In the case of loans drawn under the subsidy scheme, it is the responsibility of the banks that have disbursed the loans to apply for the interest subsidy from the nodal agency – Canara Bank.
Both Raj Kumar of the Educational Loan Awareness Movement and lawyer Jagannath work with students who were charged interest because their banks did not claim the subsidy – reportedly a common problem.
Placements, tall promises
Raj Kumar said that very few students in Tamil Nadu took loans before 2009. “But after that, a very large number of students started taking loans, fees increased and the number of [engineering] colleges rose dramatically too,” he said. But jobs became harder to come by.
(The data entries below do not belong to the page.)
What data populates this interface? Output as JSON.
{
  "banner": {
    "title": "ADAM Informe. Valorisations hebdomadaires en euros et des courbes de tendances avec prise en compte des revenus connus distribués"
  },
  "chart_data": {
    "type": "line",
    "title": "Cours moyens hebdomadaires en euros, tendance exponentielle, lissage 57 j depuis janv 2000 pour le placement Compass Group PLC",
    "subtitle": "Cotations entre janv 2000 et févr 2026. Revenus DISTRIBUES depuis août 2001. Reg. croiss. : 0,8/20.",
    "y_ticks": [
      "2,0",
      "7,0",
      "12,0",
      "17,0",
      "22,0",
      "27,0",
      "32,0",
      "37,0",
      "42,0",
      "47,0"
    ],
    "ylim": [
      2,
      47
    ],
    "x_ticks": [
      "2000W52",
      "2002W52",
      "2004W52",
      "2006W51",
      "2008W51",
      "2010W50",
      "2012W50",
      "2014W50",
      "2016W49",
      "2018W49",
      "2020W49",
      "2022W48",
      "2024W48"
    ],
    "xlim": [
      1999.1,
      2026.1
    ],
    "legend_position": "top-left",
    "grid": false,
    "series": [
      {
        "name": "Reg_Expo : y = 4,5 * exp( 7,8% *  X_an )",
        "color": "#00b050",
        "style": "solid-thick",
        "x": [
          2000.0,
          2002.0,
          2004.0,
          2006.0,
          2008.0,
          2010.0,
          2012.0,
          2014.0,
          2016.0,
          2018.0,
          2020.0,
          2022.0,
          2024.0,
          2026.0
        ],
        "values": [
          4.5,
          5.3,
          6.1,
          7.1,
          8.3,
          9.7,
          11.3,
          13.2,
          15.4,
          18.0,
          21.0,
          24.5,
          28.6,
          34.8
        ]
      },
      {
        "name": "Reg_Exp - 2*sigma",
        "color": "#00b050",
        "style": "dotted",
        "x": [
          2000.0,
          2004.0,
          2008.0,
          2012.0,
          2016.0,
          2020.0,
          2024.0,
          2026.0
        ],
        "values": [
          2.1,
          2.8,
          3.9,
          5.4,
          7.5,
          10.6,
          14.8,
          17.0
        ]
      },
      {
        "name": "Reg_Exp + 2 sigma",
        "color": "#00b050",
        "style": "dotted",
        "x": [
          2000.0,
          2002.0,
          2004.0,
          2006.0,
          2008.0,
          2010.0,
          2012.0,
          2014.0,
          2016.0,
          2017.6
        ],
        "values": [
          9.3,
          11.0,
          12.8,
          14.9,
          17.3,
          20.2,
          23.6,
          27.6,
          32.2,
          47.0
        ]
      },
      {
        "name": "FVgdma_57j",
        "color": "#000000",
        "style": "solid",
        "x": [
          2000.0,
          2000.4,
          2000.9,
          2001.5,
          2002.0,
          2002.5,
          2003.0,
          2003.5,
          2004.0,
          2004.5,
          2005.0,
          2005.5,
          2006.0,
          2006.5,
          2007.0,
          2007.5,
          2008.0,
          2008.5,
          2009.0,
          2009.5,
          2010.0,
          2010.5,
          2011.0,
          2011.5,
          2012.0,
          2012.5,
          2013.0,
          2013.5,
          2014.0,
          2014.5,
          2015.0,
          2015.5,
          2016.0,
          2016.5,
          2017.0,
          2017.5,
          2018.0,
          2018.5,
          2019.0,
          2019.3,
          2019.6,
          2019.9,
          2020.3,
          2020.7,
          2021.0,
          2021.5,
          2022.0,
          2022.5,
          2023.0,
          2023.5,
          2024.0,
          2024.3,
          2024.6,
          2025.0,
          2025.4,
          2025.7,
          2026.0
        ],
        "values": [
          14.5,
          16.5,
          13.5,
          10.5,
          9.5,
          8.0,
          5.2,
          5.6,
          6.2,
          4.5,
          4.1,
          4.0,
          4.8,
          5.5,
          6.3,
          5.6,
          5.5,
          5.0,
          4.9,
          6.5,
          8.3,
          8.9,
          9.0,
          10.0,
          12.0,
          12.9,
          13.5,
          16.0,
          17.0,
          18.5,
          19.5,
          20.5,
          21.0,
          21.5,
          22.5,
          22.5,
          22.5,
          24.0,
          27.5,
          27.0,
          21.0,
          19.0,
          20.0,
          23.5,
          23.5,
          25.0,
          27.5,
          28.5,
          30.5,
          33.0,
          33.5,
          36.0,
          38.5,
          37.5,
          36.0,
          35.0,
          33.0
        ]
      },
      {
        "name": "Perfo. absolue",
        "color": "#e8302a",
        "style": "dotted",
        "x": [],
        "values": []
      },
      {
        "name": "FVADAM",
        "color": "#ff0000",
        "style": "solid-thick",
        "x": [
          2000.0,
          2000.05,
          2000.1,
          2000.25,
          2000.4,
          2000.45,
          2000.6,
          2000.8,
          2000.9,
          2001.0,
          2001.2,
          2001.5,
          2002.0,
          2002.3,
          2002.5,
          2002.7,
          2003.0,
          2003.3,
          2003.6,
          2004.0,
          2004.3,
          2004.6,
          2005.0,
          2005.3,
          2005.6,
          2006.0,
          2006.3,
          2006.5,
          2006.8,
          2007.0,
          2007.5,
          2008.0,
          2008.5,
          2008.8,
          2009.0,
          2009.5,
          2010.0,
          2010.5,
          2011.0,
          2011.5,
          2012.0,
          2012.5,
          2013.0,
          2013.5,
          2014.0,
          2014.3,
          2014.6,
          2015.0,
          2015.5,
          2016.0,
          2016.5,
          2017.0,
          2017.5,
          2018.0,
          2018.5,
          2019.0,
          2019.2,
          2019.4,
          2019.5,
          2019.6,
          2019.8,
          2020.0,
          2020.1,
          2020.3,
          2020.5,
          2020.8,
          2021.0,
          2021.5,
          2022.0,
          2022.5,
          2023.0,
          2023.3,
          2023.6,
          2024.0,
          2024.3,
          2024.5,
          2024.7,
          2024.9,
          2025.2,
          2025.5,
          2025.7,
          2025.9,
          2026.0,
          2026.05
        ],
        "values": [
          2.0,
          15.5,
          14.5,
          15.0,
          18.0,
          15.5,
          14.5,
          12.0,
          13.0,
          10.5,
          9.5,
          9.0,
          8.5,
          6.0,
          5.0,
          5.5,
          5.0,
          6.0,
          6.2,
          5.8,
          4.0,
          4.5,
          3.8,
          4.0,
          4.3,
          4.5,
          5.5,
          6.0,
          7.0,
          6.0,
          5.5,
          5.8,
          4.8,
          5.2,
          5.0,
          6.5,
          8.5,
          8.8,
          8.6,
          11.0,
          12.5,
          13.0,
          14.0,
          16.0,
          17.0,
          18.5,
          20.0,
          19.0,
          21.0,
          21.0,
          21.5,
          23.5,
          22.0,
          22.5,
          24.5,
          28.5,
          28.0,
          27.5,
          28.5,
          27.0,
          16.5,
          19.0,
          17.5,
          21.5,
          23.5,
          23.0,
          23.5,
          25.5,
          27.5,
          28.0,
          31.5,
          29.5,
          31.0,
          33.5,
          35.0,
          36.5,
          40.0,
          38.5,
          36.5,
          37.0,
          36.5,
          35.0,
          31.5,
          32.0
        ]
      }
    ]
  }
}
Union Human Resource Development Minister Prakash Javadekar said in March that only about 40% of engineering students managed to secure employment.
Students are now realising the promises of fat pay cheques and 100% placements their institutions made were exaggerated. Aditya Rath regrets trusting the advertisements his college put out. He said that only around 300 students from a batch of about 1,500 got jobs through placements while another 414, including himself, were cheated. “An agency claiming to represent a number of big companies came, interviewed us and gave us offer letters,” he elaborated. “When we went to the offices of these companies to join, we were told they had not hired from our campus at all. They did not name small companies either but major multinational corporations and no one checked.”
Panda’s college did not hold placements. He was recruited to the Gurgaon auto parts firm by middlemen, who placed him there at a much lower salary than an engineer who is directly hired would be paid. “There are colleges here that pay firms to recruit students for some months and let them go,” he alleged. He also said these institutions have connections with banks, which makes it easier for students to secure loans.